Phyllis Inniss 01/11/13
You described the scenery around Emily beautifully, which seemed to highlight the solace and loneliness that left her dejected. Yet, she came out of it triumphantly when the words of the psalm came to mind. It is truly amazing how the word of God can lift one's spirits from dejection to joy. Thanks for sharing.
Shann Hall-LochmannVanBennekom 01/13/13
This is an interesting story. I could so totally relate to the MC. This has been a year of change for me. My youngest went off to college, my son 13 hours away to grad school and my oldest was married. This was the first time we wouldn't all be together like we had in the past. My kids pointed out the reason we celebrate Christmas and humbled me some--much like your MC.
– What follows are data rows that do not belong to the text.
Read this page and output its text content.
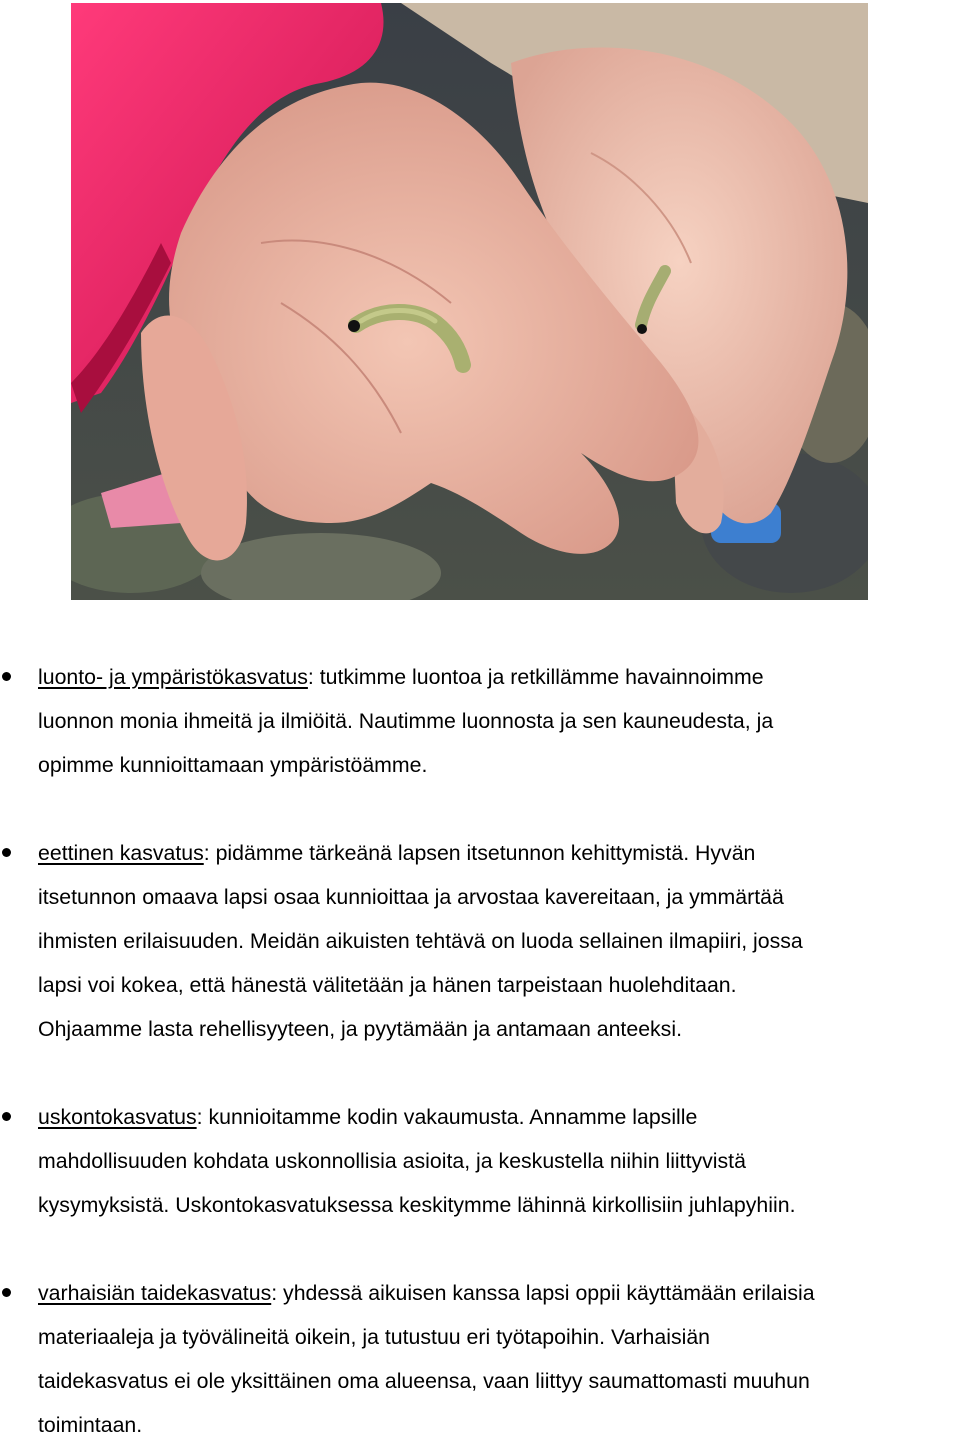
luonto- ja ympäristökasvatus: tutkimme luontoa ja retkillämme havainnoimme
luonnon monia ihmeitä ja ilmiöitä. Nautimme luonnosta ja sen kauneudesta, ja
opimme kunnioittamaan ympäristöämme.
eettinen kasvatus: pidämme tärkeänä lapsen itsetunnon kehittymistä. Hyvän
itsetunnon omaava lapsi osaa kunnioittaa ja arvostaa kavereitaan, ja ymmärtää
ihmisten erilaisuuden. Meidän aikuisten tehtävä on luoda sellainen ilmapiiri, jossa
lapsi voi kokea, että hänestä välitetään ja hänen tarpeistaan huolehditaan.
Ohjaamme lasta rehellisyyteen, ja pyytämään ja antamaan anteeksi.
uskontokasvatus: kunnioitamme kodin vakaumusta. Annamme lapsille
mahdollisuuden kohdata uskonnollisia asioita, ja keskustella niihin liittyvistä
kysymyksistä. Uskontokasvatuksessa keskitymme lähinnä kirkollisiin juhlapyhiin.
varhaisiän taidekasvatus: yhdessä aikuisen kanssa lapsi oppii käyttämään erilaisia
materiaaleja ja työvälineitä oikein, ja tutustuu eri työtapoihin. Varhaisiän
taidekasvatus ei ole yksittäinen oma alueensa, vaan liittyy saumattomasti muuhun
toimintaan.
You do a nice job of describing the setting but you need to be careful of purple prose. It's basically when a writer gets too caught up in the details and descriptions. Because of the word limit, it is important to tighten up your sentences. For example this: The pounding, blue ocean's waves crashing against the cliffs at the northern end of the secluded cove,
might have a greater impact like this: The waves pounded the cliffs of the secluded cove.
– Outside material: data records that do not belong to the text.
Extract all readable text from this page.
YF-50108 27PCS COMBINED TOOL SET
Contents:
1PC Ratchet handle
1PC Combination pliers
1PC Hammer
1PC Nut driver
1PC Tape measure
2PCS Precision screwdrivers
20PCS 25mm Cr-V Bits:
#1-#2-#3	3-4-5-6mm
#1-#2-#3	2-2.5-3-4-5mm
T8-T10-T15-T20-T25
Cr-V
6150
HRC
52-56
Then that would free you up to delve deeper into your MC with something like; Emily pulled her sweater tight to protect herself from the biting wind, but the shiver that ran down her back didn't come from the cold air.
That;s not perfect but it gives a mental picture of Emily and builds a bit of the suspense.
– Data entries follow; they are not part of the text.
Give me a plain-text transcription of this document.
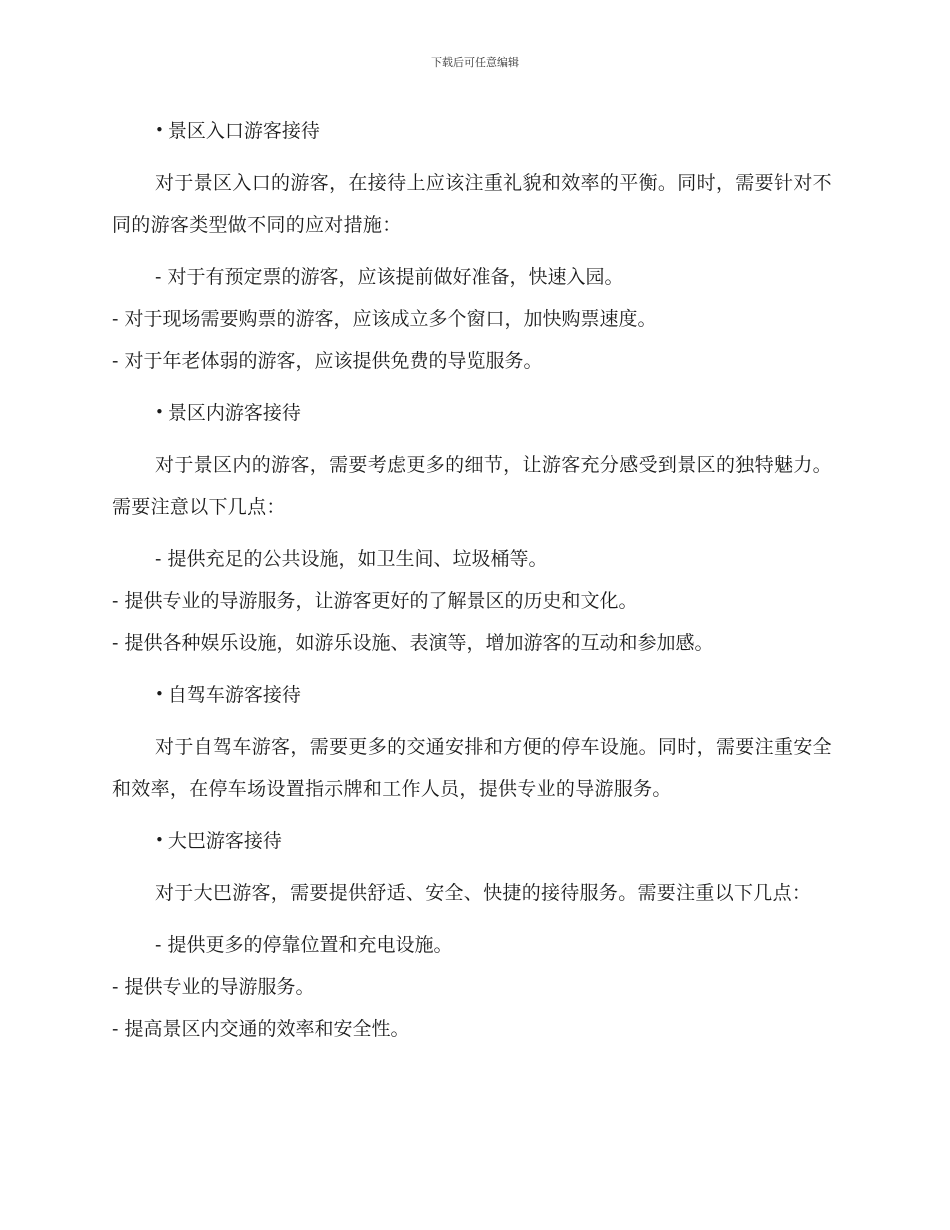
下载后可任意编辑
• 景区入口游客接待
对于景区入口的游客，在接待上应该注重礼貌和效率的平衡。同时，需要针对不同的游客类型做不同的应对措施：
- 对于有预定票的游客，应该提前做好准备，快速入园。
- 对于现场需要购票的游客，应该成立多个窗口，加快购票速度。
- 对于年老体弱的游客，应该提供免费的导览服务。
• 景区内游客接待
对于景区内的游客，需要考虑更多的细节，让游客充分感受到景区的独特魅力。需要注意以下几点：
- 提供充足的公共设施，如卫生间、垃圾桶等。
- 提供专业的导游服务，让游客更好的了解景区的历史和文化。
- 提供各种娱乐设施，如游乐设施、表演等，增加游客的互动和参加感。
• 自驾车游客接待
对于自驾车游客，需要更多的交通安排和方便的停车设施。同时，需要注重安全和效率，在停车场设置指示牌和工作人员，提供专业的导游服务。
• 大巴游客接待
对于大巴游客，需要提供舒适、安全、快捷的接待服务。需要注重以下几点：
- 提供更多的停靠位置和充电设施。
- 提供专业的导游服务。
- 提高景区内交通的效率和安全性。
I do think you have a knack for storytelling. I like how Emily came to her epiphany and believe whole-heartedly that God will use animals to send us just the right message. I fear some may have a hard time seeing the topic in this piece, thought I think it was about her flat affect or mood. She felt lost and lonely even though she had had people surround her. So I do see the topic in there. I also liked the contrast with the rocky outcrops and the waves crashing into the beach. Overall you have a well-written piece that delivers a powerful message. Nicely done.
Camille (C D) Swanson 01/14/13
Nice story telling and a very creative way of presenting the topic. Nicely done. I enjoyed this.
God bless~
Shann Hall-LochmannVanBennekom 01/18/13
Congratulations on ranking 10th in level one. The highest rankings are on message boards.